Specialist contractor Southern Piling has been fined £16,000 after admitting using an auger without a safety guard.
The HSE inspector who caught the company out said that “there was simply no excuse for the way the machine was being used. It was in the middle of the site and there was nothing to prevent the guard from being fitted.”
Sevenoaks Magistrates’ Court heard how Health & Safety Executive (HSE) inspector Melvyn Stancliffe made an inspection of a site in Maidstone, Kent, in December 2014 and saw how the piling rig was being operated with no safety guard.
HSE had previously visited three Southern Piling sites and had raised concerns about the guarding standards on each occasion. After the fourth site visit, the HSE was told that the machine had been in use for more than two weeks without the guard.

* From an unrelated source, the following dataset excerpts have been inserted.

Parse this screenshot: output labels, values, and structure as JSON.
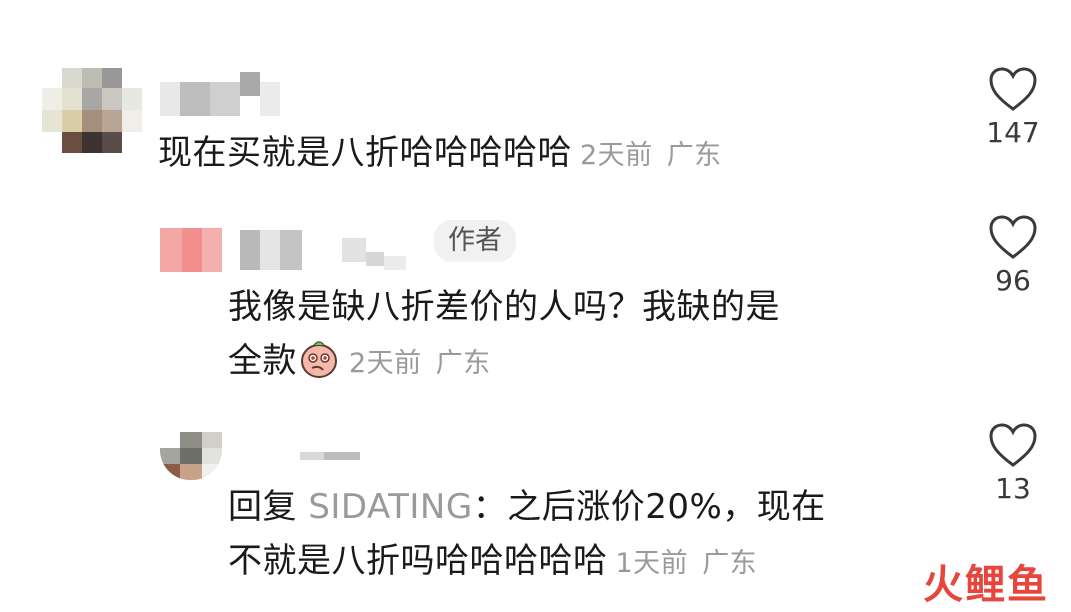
{
  "comments": [
    {
      "text": "现在买就是八折哈哈哈哈哈",
      "time": "2天前",
      "location": "广东",
      "likes": "147"
    },
    {
      "badge": "作者",
      "text_line1": "我像是缺八折差价的人吗？我缺的是",
      "text_line2": "全款",
      "time": "2天前",
      "location": "广东",
      "likes": "96"
    },
    {
      "reply_prefix": "回复",
      "reply_target": "SIDATING",
      "text_line1_rest": "：之后涨价20%，现在",
      "text_line2": "不就是八折吗哈哈哈哈哈",
      "time": "1天前",
      "location": "广东",
      "likes": "13"
    }
  ],
  "watermark": "火鲤鱼",
  "colors": {
    "meta": "#9a9a9a",
    "text": "#1a1a1a",
    "watermark": "#e8463c"
  },
  "icons": [
    "heart-icon",
    "emoji-icon"
  ]
}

Southern Piling Limited, of The Pagets, Newick, Lewes, East Sussex, was fined a total of £16,000 and ordered to pay nearly £5,000 in costs after pleading guilty to breaches of Regulation 11(1)(a) of PUWER 1998 and Regulation 13(2) of the Construction (Design and Management) Regulations 2007.
Speaking after the hearing, Melvyn Stancliffe said: “I dread to think, even at low speed, what might have happened had someone inadvertently fallen on to the unguarded auger. This is incredibly powerful machinery, capable of causing life-changing or even fatal injuries.”